La Comisión Económica para América Latina y el Caribe (Cepal) rebajó sus proyecciones de crecimiento para Uruguay en 2026 y las ubicó en 1,5%, y se ubica a siete décimas por debajo del promedio de América Latina.

Esta cifra se ubica apenas por debajo del 1,6% que preveía el Ministerio de Economía y Finanzas (MEF), aunque sigue por encima de la de los analistas que consulta el Banco Central del Uruguay (BCU), que esperan una variación del 1,2% del PIB.

El secretario ejecutivo de la Cepal, José Manuel Salazar, advirtió que el crecimiento promedio en América Latina será del 2,2%, también por debajo del global, en el orden del 2,9%, la más baja desde 2022.

Salazar consideró que “para superar la trampa de baja capacidad para crecer, necesitamos elevar la inversión y la productividad y, al mismo tiempo, avanzar hacia una formalización productiva que fortalezca las capacidades de las personas y de las empresas, amplíe la protección social y genere más empleos formales de calidad”.

Para 2027 la Cepal prevé una reactivación de tres décimas en la región (hasta 2,5%), que se hará sentir más en Uruguay, donde el PIB mejoraría un 2,2%.

Uruguay en la región

Con la previsión para este año, Uruguay quedó por encima únicamente de Bolivia (0,5%) en Sudamérica y también de México (1,3%), Haití (-1,9%) y Cuba (-10,3%) si se extiende la comparativa hacia América Latina, siendo superado levemente por Chile (1,6%).

Con tasas cercanas al promedio regional quedaron Brasil (2,2%), Ecuador (2,4%) y Colombia (2,6%), mientras entre los más destacados figuran Perú (3,2%), Argentina (3,3%), Paraguay (4,3%) y Venezuela (6,5%).

“Así se completarán cinco años consecutivos con la región creciendo en torno a 2,3%. Es insuficiente para salir de la trayectoria de bajo crecimiento de más de una década”, expresó Salazar al trazar un diagnóstico de la realidad latinoamericana.

El secretario ejecutivo de la Cepal planteó un escenario de incertidumbre, influido por el conflicto en Medio Oriente y su impacto en el precio del petróleo, así como la cautela de los bancos centrales para evitar impacto sobre la demanda y el empleo.
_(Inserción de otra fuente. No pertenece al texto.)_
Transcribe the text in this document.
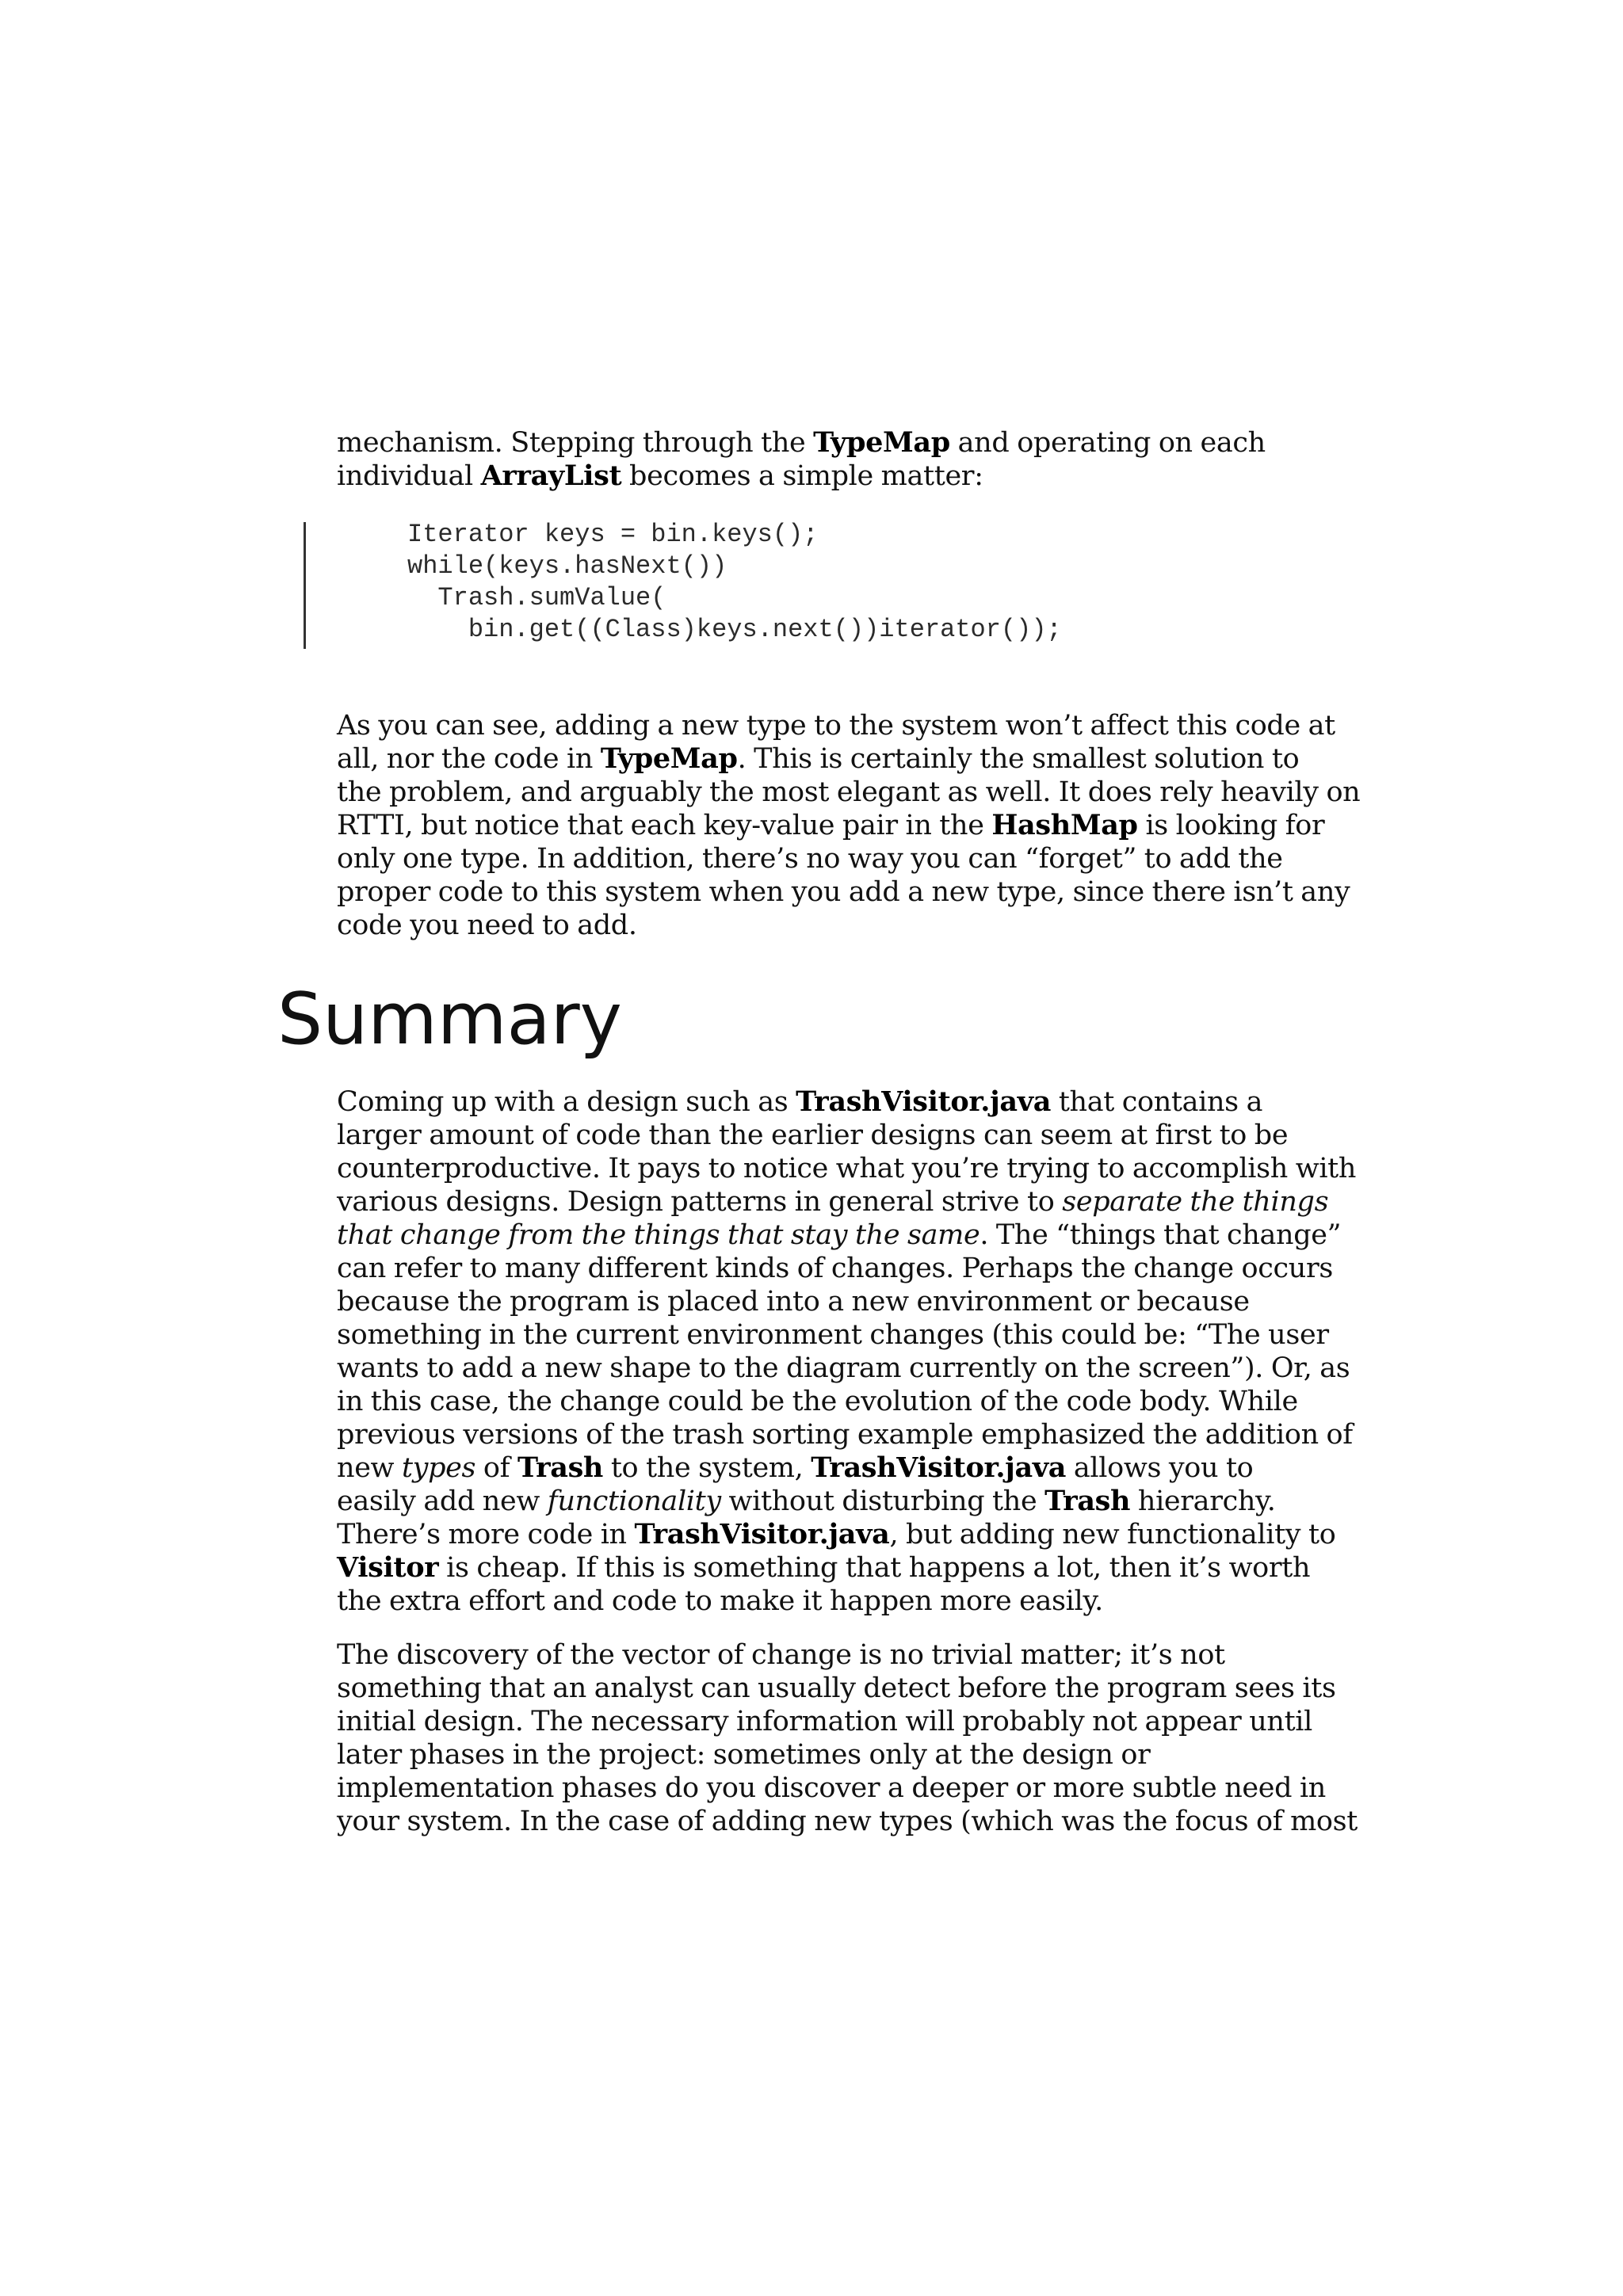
mechanism. Stepping through the TypeMap and operating on each
individual ArrayList becomes a simple matter:

Iterator keys = bin.keys();
while(keys.hasNext())
Trash.sumValue(
bin.get((Class)keys.next())iterator());

As you can see, adding a new type to the system won’t affect this code at
all, nor the code in TypeMap. This is certainly the smallest solution to
the problem, and arguably the most elegant as well. It does rely heavily on
RTTI, but notice that each key-value pair in the HashMap is looking for
only one type. In addition, there’s no way you can “forget” to add the
proper code to this system when you add a new type, since there isn’t any
code you need to add.

Summary

Coming up with a design such as TrashVisitor.java that contains a
larger amount of code than the earlier designs can seem at first to be
counterproductive. It pays to notice what you’re trying to accomplish with
various designs. Design patterns in general strive to separate the things
that change from the things that stay the same. The “things that change”
can refer to many different kinds of changes. Perhaps the change occurs
because the program is placed into a new environment or because
something in the current environment changes (this could be: “The user
wants to add a new shape to the diagram currently on the screen”). Or, as
in this case, the change could be the evolution of the code body. While
previous versions of the trash sorting example emphasized the addition of
new types of Trash to the system, TrashVisitor.java allows you to
easily add new functionality without disturbing the Trash hierarchy.
There’s more code in TrashVisitor.java, but adding new functionality to
Visitor is cheap. If this is something that happens a lot, then it’s worth
the extra effort and code to make it happen more easily.

The discovery of the vector of change is no trivial matter; it’s not
something that an analyst can usually detect before the program sees its
initial design. The necessary information will probably not appear until
later phases in the project: sometimes only at the design or
implementation phases do you discover a deeper or more subtle need in
your system. In the case of adding new types (which was the focus of most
También se refirió a las altas tasas de informalidad laboral como “una de las anclas para el crecimiento”.

Inflación y empleo

Además, la Cepal anticipó que la inflación regional permanecería contenida, aunque su convergencia hacia las metas será más lenta por el shock de precios vinculado a la guerra, lo que además podría retrasar nuevas reducciones de las tasas de política monetaria.

A su vez, según se desprende del documento, Uruguay destaca por la disminución de la informalidad en el mercado laboral durante el período 2019-2025, que fue de 12%. En Costa Rica, en cambio, la baja fue de 19,5%, señaló el estudio.

Por último, en materia fiscal, la estabilización de la deuda pública bruta se ubica en torno al 52% del PIB en América Latina, sin que sea suficiente para reconstruir el espacio fiscal.